I committed the above, thinking this was it. But thanks to the awesome people in the KDE community, this time André Wöbbeking, I was thankfully shown wrong: He commented on my commit, arguing that I should try out to leverage the implicit sharing of Qt containers, such as QByteArray. After all, the strings we have here are function signatures and file locations, which are repeated quite often. Especially when you have recursion in your call tree, or the same functions are encountered again and again in Massif snapshots, you can potentially safe a lot of memory by leveraging implicit sharing.

Personally, I’m suprised to see just how much this gains in this case! See fig 3., where the string allocations are nearly gone completely from the Massif log! Now only the tree node allocations, and the containers saving them, are visible in the memory log - something I do not plan to reduce further.

If you are interested in how this was implemented, take a look at commit 4be5dad13fb.

Final Notes

I think this shows quite nicely how to improve the memory consumption of an application. If you want to verify my results, I’ve uploaded the massif log files. Remember that you can open compressed files seamlessly in Massif-Visualizer. The massif.out.data.bz2 file contains the test-data of the 16h Massif run.

You should probably use the latest Massif-Visualizer code though, since I’ve also optimized the performance of it considerably compared to the last released version 0.3. Furthermore, data files are now loaded in the background, showing a nice progress bar while doing that. If you open the big data file in 0.3 you’ll notice why I decided to optimize the visualizer :)

An interesting thing to note btw. is that the callgrind data format compresses files and function signatures, yielding much smaller data files and reducing the KCacheGrind’s memory consumption, esp. since it will automagically leverage the implicit sharing of Qt’s string classes.

Now it is probably time to stop slacking and start work-work again :) I do have quite a few ideas more for the next Massif-Visualizer though, especially an export functionality for the graphs is high on my TODO list!

Comments

Want to comment? Send me an email!

Comment by Anonymity is great (not verified) (2012-03-19 14:20:00)

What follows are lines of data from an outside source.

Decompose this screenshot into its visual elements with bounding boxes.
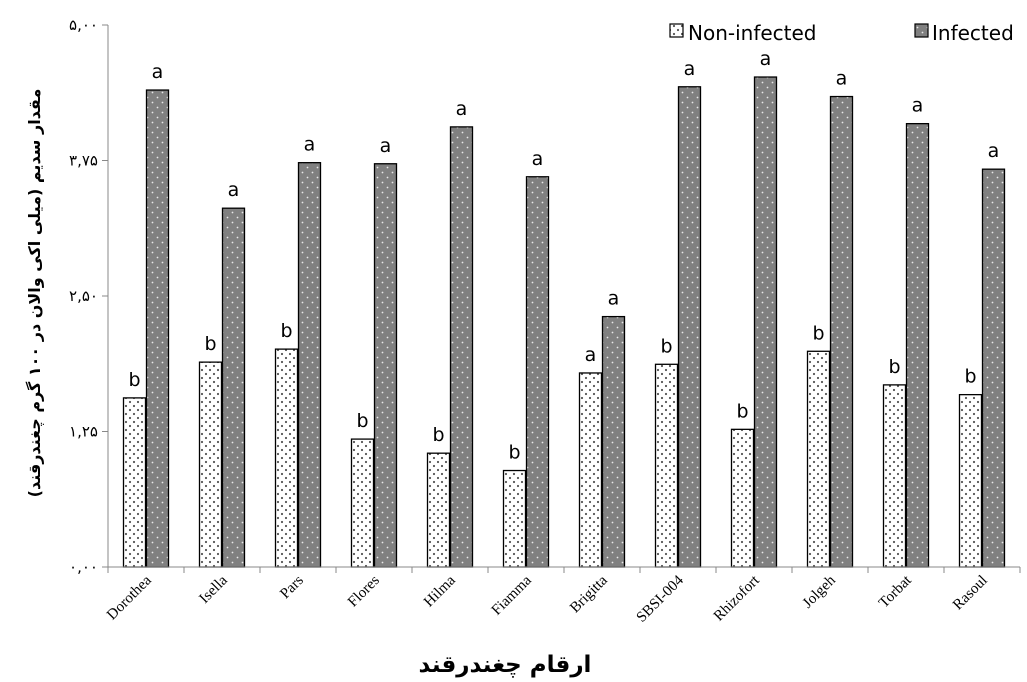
y-tick-label: ۳,۷۵	[69, 152, 98, 170]
y-ticks: ۰,۰۰ ۱,۲۵ ۲,۵۰ ۳,۷۵ ۵,۰۰	[69, 16, 108, 576]
x-tick-label-flores: Flores	[345, 572, 383, 610]
bar-non-infected-jolgeh	[806, 350, 831, 568]
bar-letter-infected-rasoul: a	[988, 140, 1000, 162]
bar-letter-infected-isella: a	[228, 179, 240, 201]
bar-letter-non-infected-hilma: b	[432, 424, 444, 446]
bar-letter-infected-pars: a	[304, 134, 316, 156]
bar-infected-isella	[221, 207, 246, 568]
bar-infected-rasoul	[981, 168, 1006, 568]
bar-letter-infected-dorothea: a	[152, 61, 164, 83]
bar-letter-infected-brigitta: a	[608, 288, 620, 310]
x-tick-label-rasoul: Rasoul	[950, 573, 991, 614]
x-tick-label-hilma: Hilma	[421, 572, 459, 610]
y-tick-label: ۱,۲۵	[69, 423, 98, 441]
bar-infected-hilma	[449, 126, 474, 568]
bar-letter-non-infected-rhizofort: b	[736, 400, 748, 422]
bar-non-infected-flores	[350, 438, 375, 568]
x-tick-label-isella: Isella	[197, 572, 232, 607]
bar-infected-jolgeh	[829, 95, 854, 568]
y-tick-label: ۰,۰۰	[69, 558, 98, 576]
bar-non-infected-torbat	[882, 384, 907, 568]
bar-non-infected-sbsi-004	[654, 363, 679, 568]
bar-letter-non-infected-pars: b	[280, 320, 292, 342]
bar-non-infected-rhizofort	[730, 428, 755, 568]
bar-infected-sbsi-004	[677, 86, 702, 568]
y-tick-label: ۲,۵۰	[69, 287, 98, 305]
bar-non-infected-rasoul	[958, 393, 983, 568]
bar-letter-non-infected-isella: b	[204, 333, 216, 355]
bar-letter-infected-hilma: a	[456, 98, 468, 120]
legend-swatch-infected	[914, 23, 929, 38]
bar-infected-torbat	[905, 122, 930, 568]
legend-swatch-non-infected	[669, 23, 684, 38]
x-tick-label-pars: Pars	[277, 572, 307, 602]
bar-letter-non-infected-fiamma: b	[508, 442, 520, 464]
bar-letter-non-infected-brigitta: a	[585, 344, 597, 366]
x-axis-title: ارقام چغندرقند	[419, 652, 592, 678]
bar-letter-infected-sbsi-004: a	[684, 58, 696, 80]
x-tick-label-sbsi-004: SBSI-004	[634, 572, 688, 626]
bar-infected-dorothea	[145, 89, 170, 568]
bar-infected-rhizofort	[753, 76, 778, 568]
x-tick-label-torbat: Torbat	[876, 572, 915, 611]
bar-letter-non-infected-sbsi-004: b	[660, 335, 672, 357]
bar-non-infected-hilma	[426, 452, 451, 568]
bar-letter-non-infected-rasoul: b	[964, 366, 976, 388]
bar-infected-pars	[297, 162, 322, 568]
bar-non-infected-pars	[274, 348, 299, 568]
y-tick-label: ۵,۰۰	[69, 16, 98, 34]
bar-letter-non-infected-torbat: b	[888, 356, 900, 378]
x-tick-label-fiamma: Fiamma	[489, 572, 535, 618]
x-tick-label-brigitta: Brigitta	[567, 572, 611, 616]
bar-non-infected-dorothea	[122, 397, 147, 568]
bar-letters-layer: b b b b b b a b b b b b a a a a a a a a a a a a	[128, 48, 999, 463]
bar-letter-infected-jolgeh: a	[836, 68, 848, 90]
bar-non-infected-isella	[198, 361, 223, 568]
bar-letter-non-infected-dorothea: b	[128, 369, 140, 391]
bar-infected-fiamma	[525, 176, 550, 568]
legend: Non-infected Infected	[669, 21, 1014, 45]
bar-infected-flores	[373, 163, 398, 568]
x-tick-label-dorothea: Dorothea	[104, 572, 155, 623]
bar-letter-infected-fiamma: a	[532, 148, 544, 170]
x-tick-label-jolgeh: Jolgeh	[800, 572, 839, 611]
bar-letter-infected-flores: a	[380, 135, 392, 157]
bar-letter-non-infected-flores: b	[356, 410, 368, 432]
y-axis-title: مقدار سدیم (میلی اکی والان در ۱۰۰ گرم چغ…	[25, 89, 45, 498]
bar-non-infected-fiamma	[502, 469, 527, 568]
bar-infected-brigitta	[601, 315, 626, 568]
bar-letter-infected-rhizofort: a	[760, 48, 772, 70]
bar-non-infected-brigitta	[578, 372, 603, 568]
bar-letter-non-infected-jolgeh: b	[812, 322, 824, 344]
x-ticks: Dorothea Isella Pars Flores Hilma Fiamma Brigi…	[104, 567, 1021, 626]
x-tick-label-rhizofort: Rhizofort	[711, 572, 764, 625]
legend-label-non-infected: Non-infected	[688, 21, 817, 45]
bar-letter-infected-torbat: a	[912, 95, 924, 117]
legend-label-infected: Infected	[932, 21, 1014, 45]
bars-layer	[122, 76, 1006, 568]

Thanks for the tips. I wonder what’s the difference between QLatin1String and QByteArray. Why is QByteArray better than QLatin1String?

Comment by Milian Wolff (2012-03-19 19:45:00)

QLatin1String is not supposed to used for data parsed from files, but rather for compile-time constants. One big issue would be that the string data is never freed (just take a look at the class - it doesn’t even have a dtor!).